Adding a new dataset in Studio is simple. From the datasets page, first click the Add Dataset button. This will open the Add Dataset popup.

There are two steps to adding a dataset:

1

Upload File

Upload a file containing time-series data

2

Create Dataset

Once validated, configure and personalise this uploaded data

Upload File

To be able to create a dataset to Studio, there are some requirements that your dataset must meet. Studio only supports CSV files. Your file must have a column named Timestamp with the format YYYY-mm-dd HH:MM:SS UTC as a column.

Description of image
Upload File popup

Once, you have selected and uploaded, it is validated. The validation process checks that uploaded files are correctly formatted and ready to be used for forecasting. When a file is submitted, it is automatically reviewed to confirm that required columns are present, timestamps can be read correctly, and the data is complete and consistent. The system also verifies that values are numeric where expected and that the time intervals make sense for analysis. If any issues are found, the validation will highlight them so they can be fixed before continuing. Once the dataset passes these checks, the pop-up will automatically take you to the second step of the process - Create Dataset

Create Dataset

Once your uploaded file has been successfully validated, you can now name your dataset and add a brief description of your dataset. As a default, Studio will use the name of the uploaded file as the name of your dataset.

Description of image
Regarding Descriptions:
At mininum, you must add a description of ten characters before your dataset can be succesfully added to Studio

Updating a Dataset

Any dataset that has previously been uploaded into Studio can be updated with new values.
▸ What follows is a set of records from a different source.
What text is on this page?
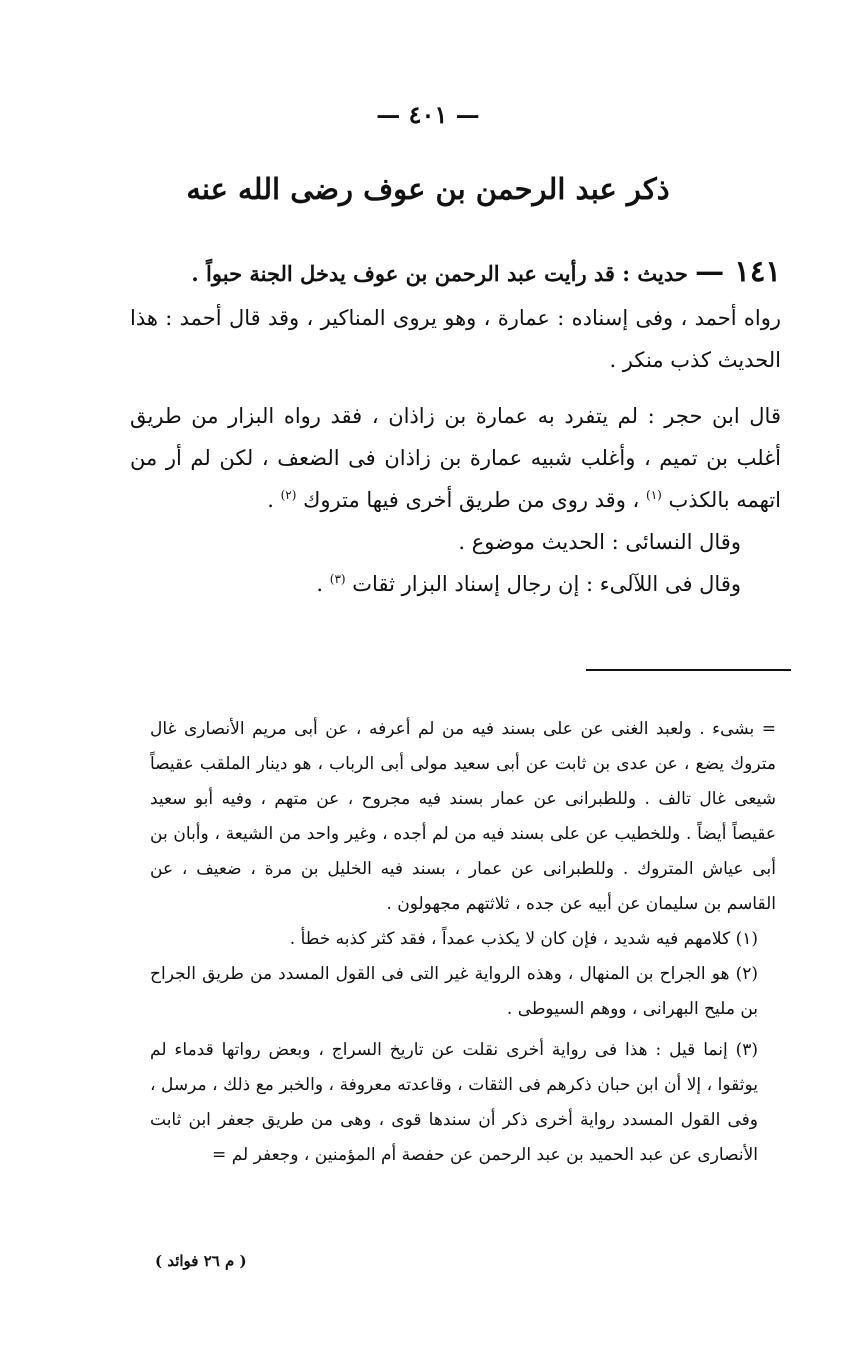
— ٤٠١ —
ذكر عبد الرحمن بن عوف رضى الله عنه

١٤١ — حديث : قد رأيت عبد الرحمن بن عوف يدخل الجنة حبواً .

رواه أحمد ، وفى إسناده : عمارة ، وهو يروى المناكير ، وقد قال أحمد : هذا الحديث كذب منكر .

قال ابن حجر : لم يتفرد به عمارة بن زاذان ، فقد رواه البزار من طريق أغلب بن تميم ، وأغلب شبيه عمارة بن زاذان فى الضعف ، لكن لم أر من اتهمه بالكذب $^{(١)}$ ، وقد روى من طريق أخرى فيها متروك $^{(٢)}$ .

وقال النسائى : الحديث موضوع .

وقال فى اللآلىء : إن رجال إسناد البزار ثقات $^{(٣)}$ .

= بشىء . ولعبد الغنى عن على بسند فيه من لم أعرفه ، عن أبى مريم الأنصارى غال متروك يضع ، عن عدى بن ثابت عن أبى سعيد مولى أبى الرباب ، هو دينار الملقب عقيصاً شيعى غال تالف . وللطبرانى عن عمار بسند فيه مجروح ، عن متهم ، وفيه أبو سعيد عقيصاً أيضاً . وللخطيب عن على بسند فيه من لم أجده ، وغير واحد من الشيعة ، وأبان بن أبى عياش المتروك . وللطبرانى عن عمار ، بسند فيه الخليل بن مرة ، ضعيف ، عن القاسم بن سليمان عن أبيه عن جده ، ثلاثتهم مجهولون .

(١) كلامهم فيه شديد ، فإن كان لا يكذب عمداً ، فقد كثر كذبه خطأ .

(٢) هو الجراح بن المنهال ، وهذه الرواية غير التى فى القول المسدد من طريق الجراح بن مليح البهرانى ، ووهم السيوطى .

(٣) إنما قيل : هذا فى رواية أخرى نقلت عن تاريخ السراج ، وبعض رواتها قدماء لم يوثقوا ، إلا أن ابن حبان ذكرهم فى الثقات ، وقاعدته معروفة ، والخبر مع ذلك ، مرسل ، وفى القول المسدد رواية أخرى ذكر أن سندها قوى ، وهى من طريق جعفر ابن ثابت الأنصارى عن عبد الحميد بن عبد الرحمن عن حفصة أم المؤمنين ، وجعفر لم =

( م ٢٦ فوائد )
This may occur when new data becomes available or when existing values need to be corrected. Updates are always based on the Timestamp column, ensuring that new or modified records are correctly aligned with your existing dataset.

Warning:
It is vital that the structure of the dataset (columns and their names) remains identical to the original. Any changes in column names or order may cause the update to fail.

How to Update a Dataset

1

Update Dataset

In the Datasets table, click the update icon for the dataset you wish to modify. This opens the Update Dataset popup.

2

Upload New Dataset

Updating a dataset follows a process similar to adding a new dataset:

  • Upload a supported file containing the updated data.

  • The system validates the file to ensure it matches the existing dataset structure.

  • Once validated, the new data can be added to the dataset.

When adding new data, only timestamps after the end of the previously uploaded dataset are appended. This means the uploaded file can have a different filename or start immediately after the last timestamp in the existing dataset - it will still be successfully integrated. The illustration below demonstrates how new data is merged with an existing dataset:

Current
Timestamp
Variable A
Variable B
...
...
...
2025-07-21
2.8
0.04
2025-07-22
3.2
0.13
+
New (Uploaded)
Timestamp
Variable A
Variable B
...
...
...
2025-07-23
2.9
0.21
2025-07-24
3.7
0.16
Updated
Timestamp
Variable A
Variable B
...
...
...
2025-07-21
2.8
0.04
2025-07-22
3.2
0.13
2025-07-23
2.9
0.21
2025-07-24
3.7
0.16

Deleting a Dataset

Deleting a dataset is easy within Studio. Each row of the datasets table has a column with a delete button. When clicked, a pop-up will appear informing you of what dataset will be deleted. Here you can either confirm the deletion or cancel it.

Deleting Datasets:
When deleting a dataset, any experiments that use this dataset will also be automatically deleted.